Für jedes PROBAS-Semester stehen spannende Integrationsszenarien zur Verfügung zu deren Umsetzung Kenntnisse in ABAP (SAP® eigene Programmiersprache) in Verbindung mit BAPIs (Business Application Programming Interface), FuBas (Funktionsbausteine), RFC und IDoc (Intermediär Document) benötigt werden. Sie werden im Rahmen dieser Aufgabenstellung an die Entwicklung innerhalb von SAP herangeführt. Mit entsprechendem Engagement werden Sie bald die Integrationsplattform PI von SAP oder ähnliche Werkzeuge zu nutzen wissen und werden mit Begeisterung dabei sein können wenn Ihre Nachrichtenumsetzung (Mapping) funktioniert und die Nachrichten entsprechend vom Quellsystem zum Zielsystem transportiert (Routing) werden.

Ein kurzer Einstieg ... 

Anwendung A & B sind beispielsweise SAP® & Non-SAP Systeme die über einen entsprechenden Adapter (RFC, SOAP, HTTP, MAIL) an die gewählte EAI-Plattform angeschlossen sind.
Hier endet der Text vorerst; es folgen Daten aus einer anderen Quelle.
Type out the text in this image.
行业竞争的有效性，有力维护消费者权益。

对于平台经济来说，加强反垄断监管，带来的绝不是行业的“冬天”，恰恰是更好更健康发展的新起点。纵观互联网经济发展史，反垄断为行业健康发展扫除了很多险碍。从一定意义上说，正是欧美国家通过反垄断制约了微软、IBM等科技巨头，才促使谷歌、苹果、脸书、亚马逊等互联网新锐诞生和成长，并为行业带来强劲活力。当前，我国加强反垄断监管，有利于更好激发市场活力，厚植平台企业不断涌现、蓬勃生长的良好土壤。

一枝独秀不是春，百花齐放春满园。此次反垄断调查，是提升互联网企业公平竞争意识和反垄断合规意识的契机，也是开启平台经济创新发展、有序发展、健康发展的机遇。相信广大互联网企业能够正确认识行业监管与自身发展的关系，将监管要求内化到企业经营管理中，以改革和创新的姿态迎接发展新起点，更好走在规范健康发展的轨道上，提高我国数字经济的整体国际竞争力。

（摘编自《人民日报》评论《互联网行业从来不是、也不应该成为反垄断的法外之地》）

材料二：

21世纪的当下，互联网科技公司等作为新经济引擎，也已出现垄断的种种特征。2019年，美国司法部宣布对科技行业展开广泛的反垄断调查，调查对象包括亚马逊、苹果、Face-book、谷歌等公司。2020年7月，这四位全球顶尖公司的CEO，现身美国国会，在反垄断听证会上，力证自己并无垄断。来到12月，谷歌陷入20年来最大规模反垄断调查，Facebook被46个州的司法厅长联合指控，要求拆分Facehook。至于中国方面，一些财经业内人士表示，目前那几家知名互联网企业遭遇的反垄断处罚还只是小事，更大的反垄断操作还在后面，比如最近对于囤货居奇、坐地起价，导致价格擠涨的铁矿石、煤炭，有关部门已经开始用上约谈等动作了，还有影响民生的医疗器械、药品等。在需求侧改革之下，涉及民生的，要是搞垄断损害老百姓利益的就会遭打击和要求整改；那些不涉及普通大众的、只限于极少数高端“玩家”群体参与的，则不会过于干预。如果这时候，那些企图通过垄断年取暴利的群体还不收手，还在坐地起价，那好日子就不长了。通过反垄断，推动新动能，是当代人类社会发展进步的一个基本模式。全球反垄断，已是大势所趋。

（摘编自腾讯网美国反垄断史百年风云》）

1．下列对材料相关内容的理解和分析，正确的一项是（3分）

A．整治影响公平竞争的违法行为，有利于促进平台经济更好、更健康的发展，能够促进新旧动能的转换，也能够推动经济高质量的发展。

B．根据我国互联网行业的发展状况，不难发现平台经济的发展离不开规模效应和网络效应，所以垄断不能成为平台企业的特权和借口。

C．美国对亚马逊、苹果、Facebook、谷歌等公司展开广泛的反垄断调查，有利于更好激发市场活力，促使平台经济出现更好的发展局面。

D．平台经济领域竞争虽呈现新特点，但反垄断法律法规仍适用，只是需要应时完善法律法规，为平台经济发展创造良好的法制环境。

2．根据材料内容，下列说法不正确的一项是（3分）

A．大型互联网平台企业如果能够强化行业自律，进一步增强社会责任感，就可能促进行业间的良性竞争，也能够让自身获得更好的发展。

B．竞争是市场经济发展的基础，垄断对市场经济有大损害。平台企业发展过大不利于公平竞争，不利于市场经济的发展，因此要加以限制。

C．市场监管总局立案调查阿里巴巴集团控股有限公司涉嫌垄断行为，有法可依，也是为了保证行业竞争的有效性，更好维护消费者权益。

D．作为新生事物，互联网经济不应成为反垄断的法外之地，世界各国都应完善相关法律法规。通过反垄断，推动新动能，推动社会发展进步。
Innerhalb dieser Systeme ist die entsprechende Businesslogik für den Aufbau der Nachrichten für den Versand oder Empfang implementiert (ABAP, BAPI, FuBa, IDoc). Mit geeigneten Design- und Konfigurationswerkzeugen erfolgt innerhalb der EAI-Landschaft die Umsetzung der Nachrichten (Mapping, z.B. mit XSLT) und die Verteilung an die Zielsysteme (Routing). Die Adapter stellen quasi eine Abstrahierung der angeschlossen Systeme für die EAI-Lösung dar.